# Forum Learning Russian Language Translate This! How do you Say... in Russian?  "Learning Russian" in Russian.

## melchieor

So how do I say "I am learning Russian"? Can I please have the Cyrillic and Latin spelling?

----------


## Zaya

Я учу русский.

----------


## melchieor

Hey thanks. Can you put that in the latin alphabet so I can try to pronounce it? 
I think the first letter you put is Ya or I   and the last is Russian. or um Russki. Not sure how to put the second word into the latin alphabet.

----------


## Оля

> Hey thanks. Can you put that in the latin alphabet so I can try to pronounce it?

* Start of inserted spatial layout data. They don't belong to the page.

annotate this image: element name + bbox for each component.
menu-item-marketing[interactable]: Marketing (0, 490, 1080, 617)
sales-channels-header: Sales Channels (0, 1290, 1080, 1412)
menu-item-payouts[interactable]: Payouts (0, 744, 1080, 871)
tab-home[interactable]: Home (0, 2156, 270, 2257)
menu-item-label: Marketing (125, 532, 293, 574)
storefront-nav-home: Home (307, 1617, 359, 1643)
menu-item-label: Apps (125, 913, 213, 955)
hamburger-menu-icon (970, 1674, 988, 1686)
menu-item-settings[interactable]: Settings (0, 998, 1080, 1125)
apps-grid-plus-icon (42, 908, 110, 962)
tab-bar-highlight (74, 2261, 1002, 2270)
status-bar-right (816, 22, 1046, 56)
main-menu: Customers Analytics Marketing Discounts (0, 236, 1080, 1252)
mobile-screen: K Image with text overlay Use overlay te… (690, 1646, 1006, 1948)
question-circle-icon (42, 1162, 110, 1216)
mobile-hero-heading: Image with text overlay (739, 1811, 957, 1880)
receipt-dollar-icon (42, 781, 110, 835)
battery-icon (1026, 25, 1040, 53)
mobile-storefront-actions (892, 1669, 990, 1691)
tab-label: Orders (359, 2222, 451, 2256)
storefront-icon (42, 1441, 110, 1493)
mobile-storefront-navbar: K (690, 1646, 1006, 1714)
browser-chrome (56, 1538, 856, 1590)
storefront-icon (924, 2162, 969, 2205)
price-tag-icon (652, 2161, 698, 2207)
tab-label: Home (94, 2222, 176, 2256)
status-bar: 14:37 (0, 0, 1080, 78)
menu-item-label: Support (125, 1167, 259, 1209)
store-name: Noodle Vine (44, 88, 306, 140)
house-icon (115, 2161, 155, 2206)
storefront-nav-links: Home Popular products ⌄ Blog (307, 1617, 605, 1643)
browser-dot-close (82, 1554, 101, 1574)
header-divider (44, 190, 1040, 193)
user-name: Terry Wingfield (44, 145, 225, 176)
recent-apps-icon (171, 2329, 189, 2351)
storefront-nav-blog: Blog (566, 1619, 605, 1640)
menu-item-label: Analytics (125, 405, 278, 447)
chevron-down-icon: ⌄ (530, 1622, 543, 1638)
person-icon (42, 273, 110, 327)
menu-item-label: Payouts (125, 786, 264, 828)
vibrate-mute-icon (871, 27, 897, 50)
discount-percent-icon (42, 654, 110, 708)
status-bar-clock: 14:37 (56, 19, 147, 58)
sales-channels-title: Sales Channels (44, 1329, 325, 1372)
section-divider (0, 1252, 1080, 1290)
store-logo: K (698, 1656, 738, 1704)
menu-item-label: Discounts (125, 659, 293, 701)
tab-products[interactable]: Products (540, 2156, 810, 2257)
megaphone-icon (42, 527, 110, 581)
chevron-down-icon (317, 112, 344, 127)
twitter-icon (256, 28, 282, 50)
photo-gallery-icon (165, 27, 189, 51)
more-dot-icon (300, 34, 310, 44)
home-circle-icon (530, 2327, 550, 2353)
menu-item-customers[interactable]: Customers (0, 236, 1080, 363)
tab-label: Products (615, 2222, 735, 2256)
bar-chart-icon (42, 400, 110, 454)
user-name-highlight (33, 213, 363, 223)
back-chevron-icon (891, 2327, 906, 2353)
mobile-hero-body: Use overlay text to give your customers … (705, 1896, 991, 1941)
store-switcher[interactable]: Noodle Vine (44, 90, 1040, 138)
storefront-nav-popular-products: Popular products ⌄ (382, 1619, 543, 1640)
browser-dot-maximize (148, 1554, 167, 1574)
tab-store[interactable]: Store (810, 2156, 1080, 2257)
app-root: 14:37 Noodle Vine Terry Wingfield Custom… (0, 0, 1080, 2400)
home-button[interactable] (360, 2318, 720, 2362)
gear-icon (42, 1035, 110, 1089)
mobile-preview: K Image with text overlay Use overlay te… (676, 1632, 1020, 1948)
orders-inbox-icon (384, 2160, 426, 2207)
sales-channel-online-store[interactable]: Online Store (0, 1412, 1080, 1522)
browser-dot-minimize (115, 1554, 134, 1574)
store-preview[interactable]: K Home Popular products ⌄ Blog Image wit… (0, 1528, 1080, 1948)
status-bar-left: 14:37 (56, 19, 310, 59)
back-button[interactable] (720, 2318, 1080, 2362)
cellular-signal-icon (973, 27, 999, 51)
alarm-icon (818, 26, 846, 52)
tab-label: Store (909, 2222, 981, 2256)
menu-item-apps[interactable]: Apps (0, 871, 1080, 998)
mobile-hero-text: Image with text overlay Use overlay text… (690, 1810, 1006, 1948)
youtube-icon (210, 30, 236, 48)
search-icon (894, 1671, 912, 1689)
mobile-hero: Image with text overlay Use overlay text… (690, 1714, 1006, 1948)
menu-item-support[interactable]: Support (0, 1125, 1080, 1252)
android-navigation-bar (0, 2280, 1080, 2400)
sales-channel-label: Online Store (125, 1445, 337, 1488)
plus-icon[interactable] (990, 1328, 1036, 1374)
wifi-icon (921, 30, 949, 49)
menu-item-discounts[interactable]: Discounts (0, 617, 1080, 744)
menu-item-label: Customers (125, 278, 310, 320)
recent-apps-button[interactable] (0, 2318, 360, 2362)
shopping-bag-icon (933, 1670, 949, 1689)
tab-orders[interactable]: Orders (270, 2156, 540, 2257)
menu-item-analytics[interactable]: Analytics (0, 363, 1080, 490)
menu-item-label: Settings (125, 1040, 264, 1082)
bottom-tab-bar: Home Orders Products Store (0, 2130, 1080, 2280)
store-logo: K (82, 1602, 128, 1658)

 Dear melchieor, before learning sentences like "I am learning Russian" in Russian or others you should learn the Cyrillic alphabet first.
Unfortunately, many learners think it's possible to learn Russian without learning the alphabet. That's a big mistake. 
P.S. I suggest you read this thread: viewtopic.php?f=3&t=17705

----------


## melchieor

Hi, yep I am working on it.   ::    Currently I am try to memorize some of the letters and their English pronunciation.

----------


## Zaya

> their English pronunciation

 
Russian letters have no English pronunciation, to read them one has to learn how to pronounce _Russian_ sounds.

----------


## melchieor

Oh man .. I am so lost.  Well at least the page I am looking at has some audio that helps me pronounce it. This could take some time..

----------


## tiras-polis

Ya uchu russkiy 
может так..

----------


## Оля

> Ya uchu russkiy 
> может*,* так..

 Ну, во-первых, совсем не так.
А во-вторых, может, не стоит оказывать человеку медвежью услугу? Пусть учит алфавит.

----------